Auch ausländische Medien verbreiten Propaganda. Russia Today etwa veröffentlichte ein Video eines syrischen Soldaten mit seiner Braut in Homs. Er kniet mit einem Blumenstrauß vor ihr, im Hintergrund sind die Ruinen der Stadt zu sehen. Der Subtext: Das Leben in Syrien geht dort weiter, wo Baschar al-Assad regiert.

Die Hyänen der Welt
 

Aber auch auf Seiten der Opposition gibt es fragwürdige Berichterstatter.

So ließ sich der syrische „Al Jazeera“-Journalist Faisal al Qassem auf seinem privaten Twitter-Account zu einem antiwestlichen und antiisraelischen Kommentar hinreißen: „Die Hyänen der Welt, Amerika, Russland und Israel, helfen niemandem außer denen, die ihren Zwecken dienen.

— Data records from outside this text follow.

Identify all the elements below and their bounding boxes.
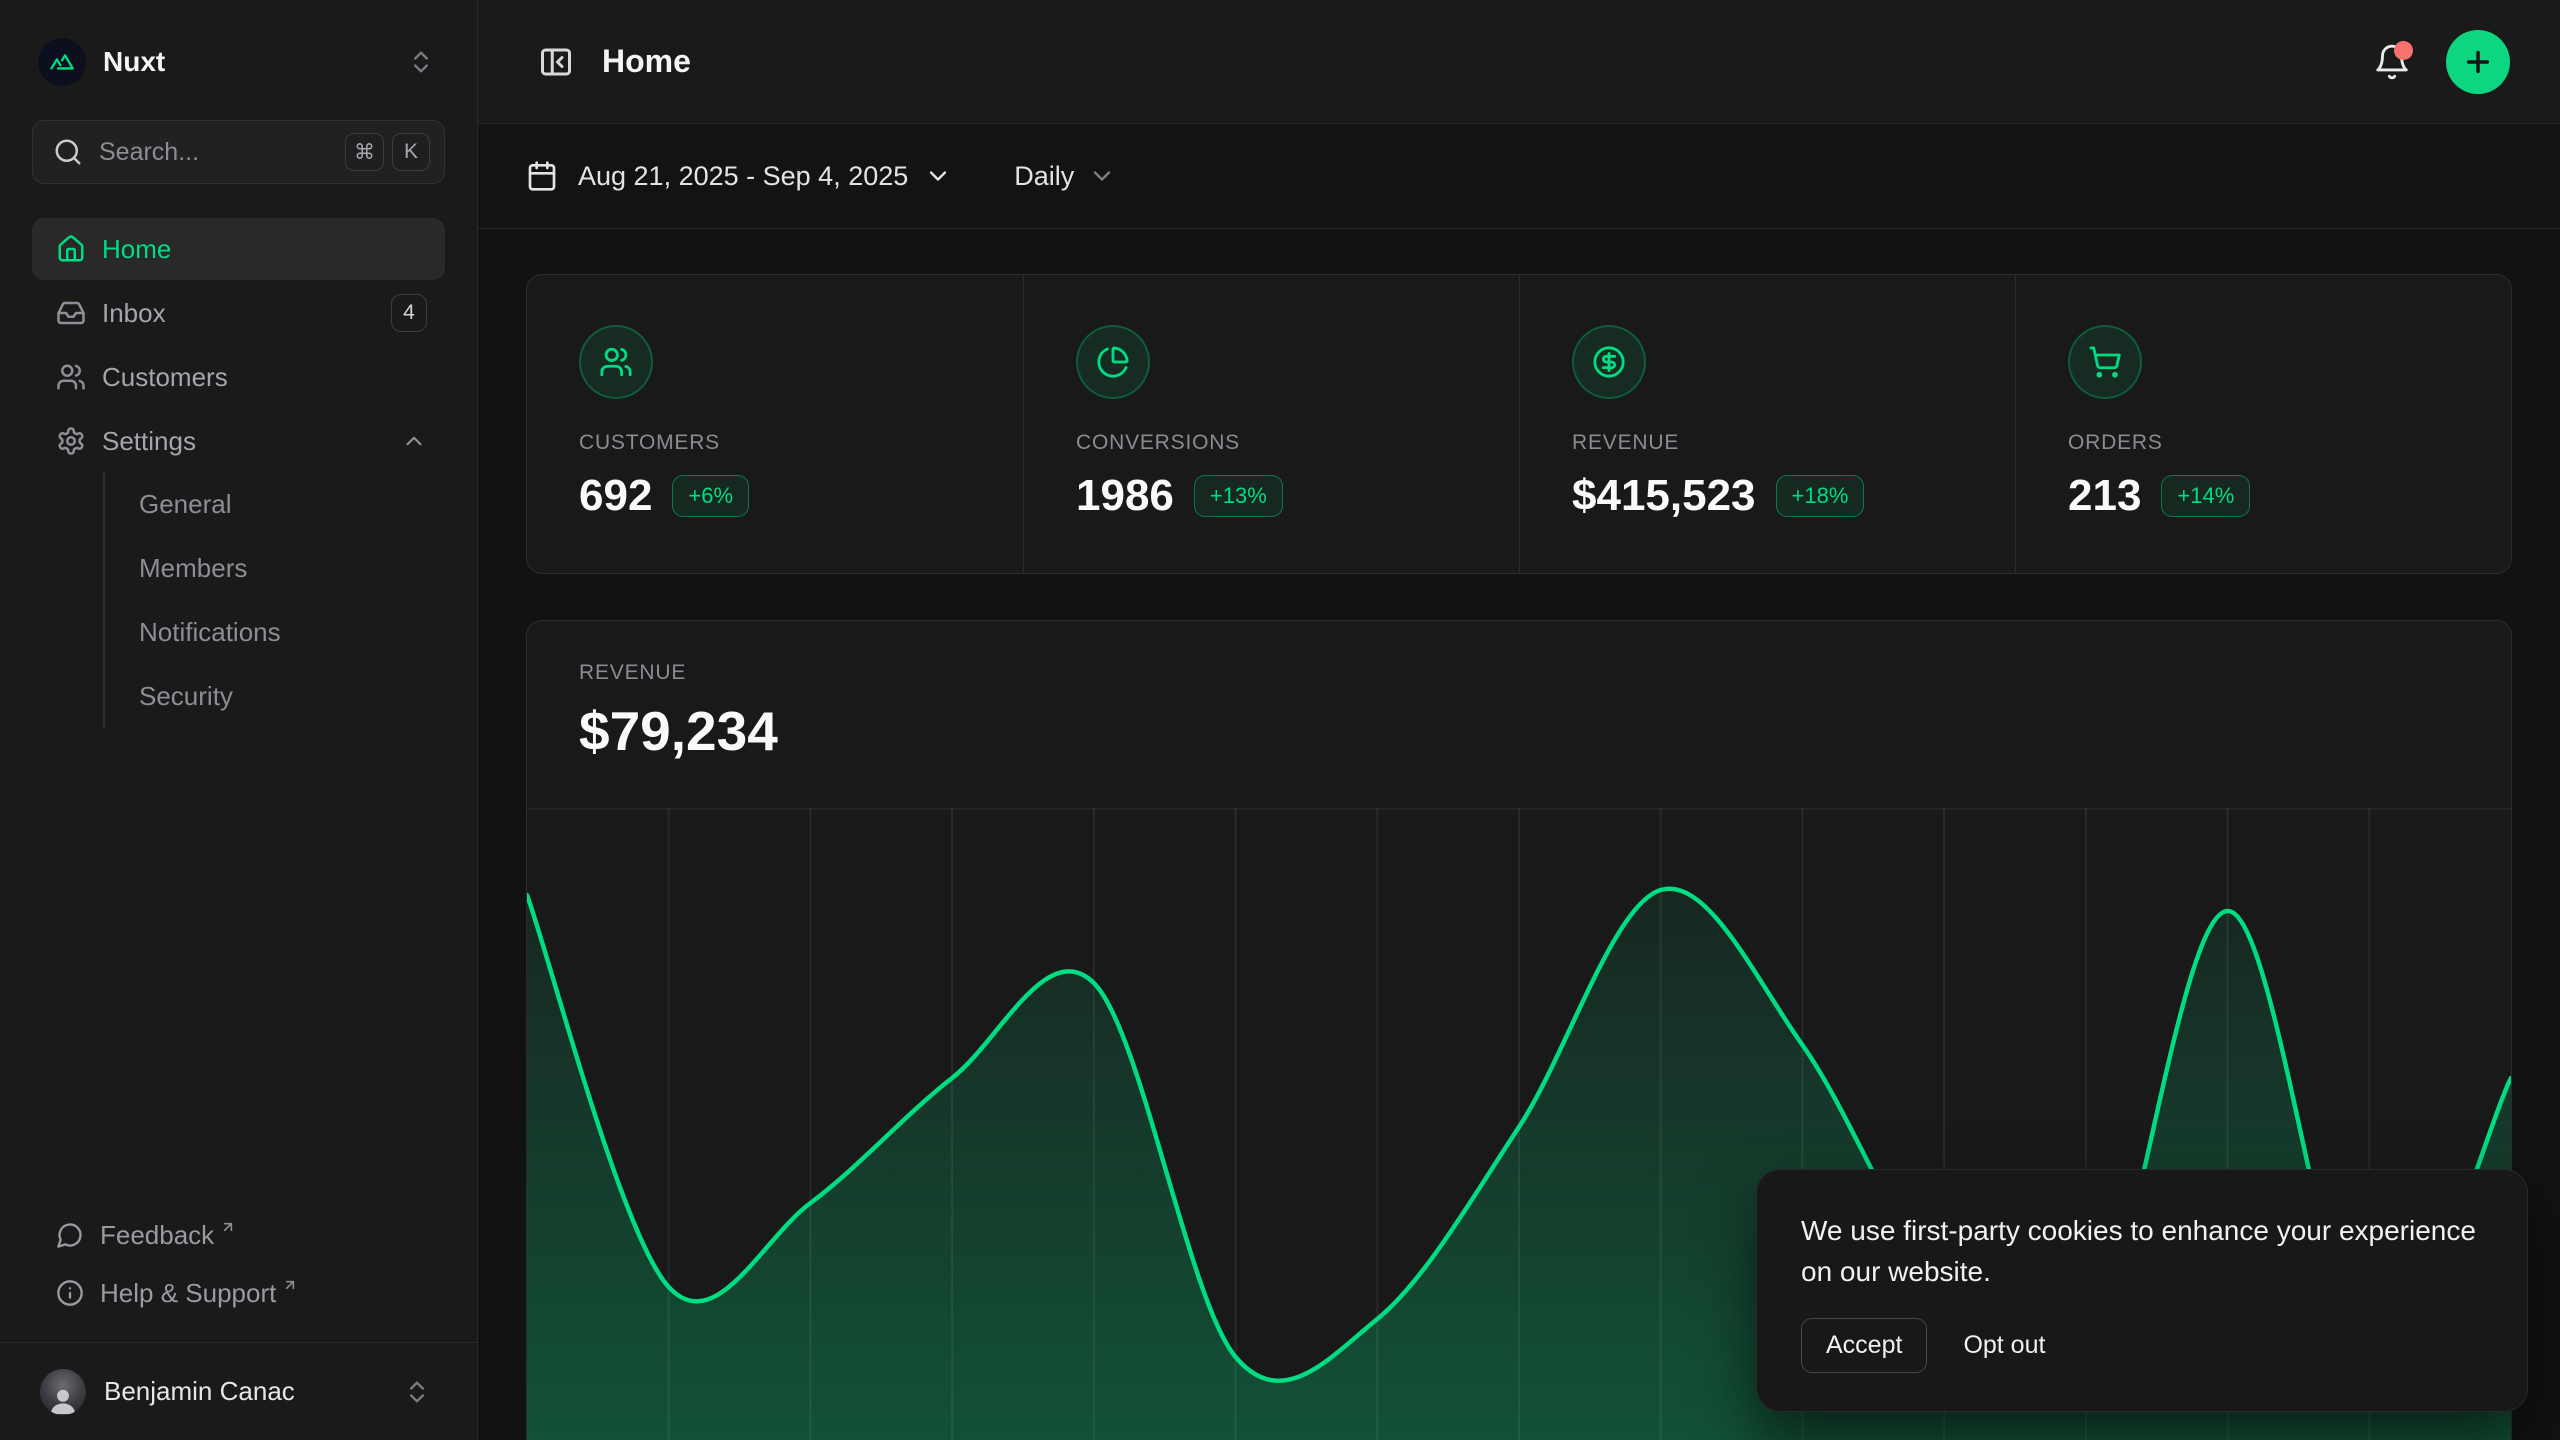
stat-customers[interactable]: CUSTOMERS 692 +6% [527, 275, 1023, 573]
workspace-switcher[interactable]: Nuxt [32, 30, 445, 94]
date-range-picker[interactable]: Aug 21, 2025 - Sep 4, 2025 [526, 160, 952, 192]
stat-delta-badge: +18% [1776, 475, 1865, 517]
users-icon [579, 325, 653, 399]
search-placeholder: Search... [99, 138, 345, 167]
cookie-optout-button[interactable]: Opt out [1963, 1331, 2045, 1360]
info-circle-icon [56, 1279, 84, 1307]
notifications-button[interactable] [2364, 34, 2420, 90]
sidebar-item-label: Inbox [102, 298, 391, 329]
feedback-label: Feedback [100, 1220, 214, 1251]
sidebar-subitem-general[interactable]: General [105, 472, 445, 536]
page-title: Home [602, 43, 2364, 80]
cookie-banner: We use first-party cookies to enhance yo… [1756, 1169, 2528, 1412]
sidebar-item-inbox[interactable]: Inbox 4 [32, 282, 445, 344]
stat-value: $415,523 [1572, 471, 1756, 521]
user-menu[interactable]: Benjamin Canac [32, 1343, 445, 1440]
revenue-chart-header: REVENUE $79,234 [527, 621, 2511, 808]
notification-dot [2394, 41, 2413, 60]
chevrons-up-down-icon [403, 1378, 431, 1406]
dollar-circle-icon [1572, 325, 1646, 399]
stat-value: 692 [579, 471, 652, 521]
chevron-down-icon [924, 162, 952, 190]
chevron-down-icon [1088, 162, 1116, 190]
stat-revenue[interactable]: REVENUE $415,523 +18% [1519, 275, 2015, 573]
sidebar-subitem-label: Notifications [139, 617, 281, 648]
search-icon [53, 137, 83, 167]
sidebar-item-label: Settings [102, 426, 401, 457]
stat-label: CONVERSIONS [1076, 431, 1479, 455]
inbox-count-badge: 4 [391, 294, 427, 332]
stat-value: 213 [2068, 471, 2141, 521]
stat-delta-badge: +14% [2161, 475, 2250, 517]
users-icon [56, 362, 86, 392]
sidebar-item-home[interactable]: Home [32, 218, 445, 280]
stat-label: ORDERS [2068, 431, 2471, 455]
cart-icon [2068, 325, 2142, 399]
panel-left-close-icon [538, 44, 574, 80]
cookie-accept-button[interactable]: Accept [1801, 1318, 1927, 1373]
kbd-cmd: ⌘ [345, 133, 384, 171]
settings-sub-list: General Members Notifications Security [103, 472, 445, 728]
stat-label: REVENUE [1572, 431, 1975, 455]
chevron-up-icon [401, 428, 427, 454]
help-support-link[interactable]: Help & Support [32, 1264, 445, 1322]
sidebar-footer: Feedback Help & Support Benjami [32, 1206, 445, 1440]
sidebar-subitem-members[interactable]: Members [105, 536, 445, 600]
stat-delta-badge: +13% [1194, 475, 1283, 517]
revenue-chart-value: $79,234 [579, 699, 2459, 763]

Und derjenige, der ihren Zwecken in Syrien derzeit am meisten dient, ist Assad.“

Al Qassem sagte jüngst in seiner Sendung „Die andere Richtung“ auf „Al Jazeera“, dass Regime missbrauche syrische Kurden als „Toilettenpapier“. In der gleichen Folge warf er einen Gast raus, der angeblich „pro Assad“ war. „Er hat nicht auf die Fragen des anderen Gastes geantwortet“, sagte al Qassem dazu.

Zwischen beiden Parteien herrschen Misstrauen und regelrechter Hass. Ich frage mich, wie wir auf Friedensgespräche hoffen sollen, wenn Journalisten beider Seiten weder objektiv noch professionell berichten können.

Ja: Ich kenne den Unterschied zwischen Propaganda und professionellem Journalismus. Ich habe das in der Hochschule gelernt. In Syrien fühlte ich mich immer eingesperrt. Erst heute, da ich mein Land verlassen habe, kann ich offen über meine Erfahrungen sprechen.

Kennen andere syrische Journalisten den Unterschied? Ich denke schon. Können sie es ändern? Und: Wollen sie es überhaupt? Da bin ich mir nicht sicher.

Heute, zwei Jahre nach meinen einseitigen Berichten über die damaligen Friedensgespräche, könnte ich problemlos nach Genf reisen. Knapp zwei Stunden dauert der Flug von Berlin. Ich bin frei. Ich könnte unabhängig berichten.

Aber die Stadt reizt mich nicht mehr. Sie hat mir nur Enttäuschungen gebracht.